Dies zeigt, dass es der Antragstellerin mit der Erreichung ihres Rechtsschutzziels nicht (oder jedenfalls nach Verfahrenseinleitung nicht mehr) eilig ist. Verstärkend kommt hinzu, dass aufgrund der zunächst ohne weiteren Kommentar oder Ankündigung begründungslos eingereichten Beschwerde das Landgericht diese erst einmal überhaupt nicht bescheiden konnte, sondern die Akten - in der Erwartung einer noch nachfolgenden Begründung - zunächst, ohne der Sache irgendeinen Fortgang zu geben, sechs Tage liegen lassen musste, bevor (mit Beschwerdefristablauf) die Antragstellerin - überraschend - mitteilte, ihre Beschwerdebegründung zunächst überhaupt nicht einreichen, sondern diese bis zur Weiterreichung der Akten an das Beschwerdegericht zurückhalten zu wollen.
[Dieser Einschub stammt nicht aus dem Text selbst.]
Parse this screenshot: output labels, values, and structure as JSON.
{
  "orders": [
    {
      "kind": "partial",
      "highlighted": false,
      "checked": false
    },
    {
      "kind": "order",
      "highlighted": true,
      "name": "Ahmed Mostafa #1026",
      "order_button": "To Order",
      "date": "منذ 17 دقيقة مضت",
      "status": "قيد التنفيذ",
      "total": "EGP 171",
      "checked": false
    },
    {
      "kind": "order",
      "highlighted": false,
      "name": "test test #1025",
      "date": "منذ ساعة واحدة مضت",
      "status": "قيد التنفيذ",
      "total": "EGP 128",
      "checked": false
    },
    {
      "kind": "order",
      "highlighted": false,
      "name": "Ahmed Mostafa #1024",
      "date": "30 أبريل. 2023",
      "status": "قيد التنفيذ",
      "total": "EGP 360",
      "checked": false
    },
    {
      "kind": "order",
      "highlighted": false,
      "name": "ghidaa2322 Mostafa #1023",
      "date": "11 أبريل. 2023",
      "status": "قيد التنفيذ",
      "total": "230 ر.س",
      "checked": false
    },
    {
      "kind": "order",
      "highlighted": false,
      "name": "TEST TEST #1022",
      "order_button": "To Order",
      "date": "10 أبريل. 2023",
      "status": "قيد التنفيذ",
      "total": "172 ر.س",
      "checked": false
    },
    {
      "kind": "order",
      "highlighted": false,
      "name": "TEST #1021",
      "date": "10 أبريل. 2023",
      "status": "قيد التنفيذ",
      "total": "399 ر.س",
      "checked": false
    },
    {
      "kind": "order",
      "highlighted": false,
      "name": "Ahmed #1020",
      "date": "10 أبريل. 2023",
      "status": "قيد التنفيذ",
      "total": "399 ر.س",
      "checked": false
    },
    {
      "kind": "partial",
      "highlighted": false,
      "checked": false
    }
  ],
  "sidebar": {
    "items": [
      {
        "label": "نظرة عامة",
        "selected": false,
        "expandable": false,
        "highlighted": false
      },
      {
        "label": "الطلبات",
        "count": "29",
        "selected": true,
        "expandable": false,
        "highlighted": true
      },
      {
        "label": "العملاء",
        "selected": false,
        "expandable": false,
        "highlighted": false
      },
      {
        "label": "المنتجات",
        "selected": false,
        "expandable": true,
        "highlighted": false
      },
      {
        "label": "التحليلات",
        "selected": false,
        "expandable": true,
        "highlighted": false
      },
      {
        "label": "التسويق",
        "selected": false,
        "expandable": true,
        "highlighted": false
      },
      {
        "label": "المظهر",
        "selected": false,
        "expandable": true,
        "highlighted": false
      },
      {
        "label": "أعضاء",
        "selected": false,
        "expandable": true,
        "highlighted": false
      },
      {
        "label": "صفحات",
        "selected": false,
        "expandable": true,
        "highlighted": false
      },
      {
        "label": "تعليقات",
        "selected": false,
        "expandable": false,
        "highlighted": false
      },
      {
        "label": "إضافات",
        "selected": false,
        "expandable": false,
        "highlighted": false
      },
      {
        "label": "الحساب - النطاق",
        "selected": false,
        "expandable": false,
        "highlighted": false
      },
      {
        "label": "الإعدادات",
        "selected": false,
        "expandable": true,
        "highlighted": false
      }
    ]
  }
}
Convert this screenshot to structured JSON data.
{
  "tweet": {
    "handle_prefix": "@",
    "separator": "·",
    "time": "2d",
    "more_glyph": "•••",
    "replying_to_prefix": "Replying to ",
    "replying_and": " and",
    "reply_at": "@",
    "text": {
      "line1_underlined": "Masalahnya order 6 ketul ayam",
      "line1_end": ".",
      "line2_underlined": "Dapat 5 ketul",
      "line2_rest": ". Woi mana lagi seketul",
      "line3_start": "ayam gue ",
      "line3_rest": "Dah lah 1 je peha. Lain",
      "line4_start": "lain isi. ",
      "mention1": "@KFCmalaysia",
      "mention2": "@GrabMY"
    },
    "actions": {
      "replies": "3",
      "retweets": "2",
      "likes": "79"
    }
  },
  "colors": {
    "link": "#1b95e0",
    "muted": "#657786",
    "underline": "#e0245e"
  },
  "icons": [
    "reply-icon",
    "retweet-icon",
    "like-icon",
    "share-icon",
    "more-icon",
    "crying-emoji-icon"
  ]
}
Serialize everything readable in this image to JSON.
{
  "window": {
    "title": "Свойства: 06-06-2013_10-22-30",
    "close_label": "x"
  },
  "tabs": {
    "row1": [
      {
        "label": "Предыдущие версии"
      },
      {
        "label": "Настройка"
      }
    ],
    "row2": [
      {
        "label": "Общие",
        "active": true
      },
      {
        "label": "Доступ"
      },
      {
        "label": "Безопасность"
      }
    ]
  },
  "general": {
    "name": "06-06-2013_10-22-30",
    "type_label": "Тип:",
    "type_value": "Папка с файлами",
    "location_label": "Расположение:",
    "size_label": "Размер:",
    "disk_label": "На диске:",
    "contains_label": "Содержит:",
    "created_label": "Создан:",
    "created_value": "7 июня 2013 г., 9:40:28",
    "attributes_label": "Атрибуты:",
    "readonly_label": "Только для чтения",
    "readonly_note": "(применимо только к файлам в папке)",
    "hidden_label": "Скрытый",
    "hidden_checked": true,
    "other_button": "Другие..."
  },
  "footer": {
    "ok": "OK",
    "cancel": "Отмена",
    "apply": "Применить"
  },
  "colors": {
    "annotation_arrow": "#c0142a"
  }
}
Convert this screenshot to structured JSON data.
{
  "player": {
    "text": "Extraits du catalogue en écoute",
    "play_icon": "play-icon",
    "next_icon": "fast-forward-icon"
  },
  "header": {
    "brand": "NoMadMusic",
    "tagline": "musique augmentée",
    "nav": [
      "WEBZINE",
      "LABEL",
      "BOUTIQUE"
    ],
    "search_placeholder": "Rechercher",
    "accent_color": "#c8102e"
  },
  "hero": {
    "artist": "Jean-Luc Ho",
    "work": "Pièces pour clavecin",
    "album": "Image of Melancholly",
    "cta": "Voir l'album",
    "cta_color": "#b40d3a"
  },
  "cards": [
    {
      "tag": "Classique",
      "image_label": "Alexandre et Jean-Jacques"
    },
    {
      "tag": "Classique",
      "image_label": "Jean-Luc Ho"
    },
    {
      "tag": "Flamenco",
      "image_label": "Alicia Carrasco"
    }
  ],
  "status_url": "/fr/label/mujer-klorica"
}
Nach allem ist die entsprechend § 12 Abs. 2 UWG geltende Dringlichkeitsvermutung im Streitfall widerlegt.
2.
Der von den §§ 935, 940 ZPO vorausgesetzte Verfügungsgrund ist im Streitfall aber auch aus einem weiteren Grund zu verneinen.
a)
Der im Wettbewerbsrecht (und nach der Senatsrechtsprechung auch im Markenrecht) gemäß (bzw. entsprechend) § 12 Abs. 2 UWG zu vermutende Verfügungsgrund stellt der Sache nach eine besondere Form des Rechtsschutzbedürfnisses für ein Vorgehen gerade im summarischen Eilverfahren dar (vgl. OLG Frankfurt Magazindienst 2006, 1175, juris-Rdn. 5, sowie allgemein hierzu Teplitzky, Wettbewerbsrechtliche Ansprüche und Verfahren, 9. Aufl., Kap. 54, Rdn. 15). Die Vermutung des Verfügungsgrundes kann in der Regel nur dadurch widerlegt werden, dass der Antragsteller in Kenntnis der Verletzungshandlung mit der Geltendmachung seiner Ansprüche längere Zeit zugewartet und damit zu erkennen gegeben hat, dass ihm die Sache so eilig nicht ist. Auf diesen - in der Praxis bedeutsamsten - Aspekt ist die Widerlegung der Vermutung des § 12 Abs. 2 UWG jedoch nicht beschränkt. Das vom Gesetz grundsätzlich anerkannte Interesse des Gläubigers eines wettbewerbsrechtlichen Unterlassungsanspruchs an der sofortigen Unterbindung des beanstandeten Verhaltens muss vielmehr auch dann zurücktreten, wenn aus anderen Gründen, insbesondere wegen des prozessualen Verhaltens des Antragstellers und wegen der schutzwürdigen Belange des Antragsgegners, ein Bedürfnis für die Gewährung einstweiligen Rechtsschutzes ausnahmsweise nicht anerkannt werden kann (OLG Frankfurt a.a.O.; vgl. ferner OLG Celle OLG-Rep 2008, 168, juris-Rdn. 4; OLG Hamburg GRUR 2007, 614; Hess a.a.O. Rdn. 89.2). Diese Voraussetzungen sind hier auf Grund der besonderen Umstände des Einzelfalls erfüllt.
b)
Gesetzgeberische Absicht zum in § 572 ZPO geregelten Abhilfeverfahren ist es, die Fehlerbeseitigung durch Selbstkontrolle zu fördern (Gummer in: Zöller, ZPO, 26. Aufl., § 572 Rdn. 1). Das Verfahren ist seiner Funktion nach ein aus Gründen der Prozessökonomie vorgeschriebenes Vorverfahren (Gummer a.a.O. Rdn. 4). Sein Zweck ist es die kostenverursachende Befassung des Beschwerdegerichts mit der Sache zu vermeiden, wenn gebotene Korrekturen der Erstentscheidung unschwer durch das Erstgericht selbst vorgenommen werden können (Gummer a.a.O. Rdn. 7).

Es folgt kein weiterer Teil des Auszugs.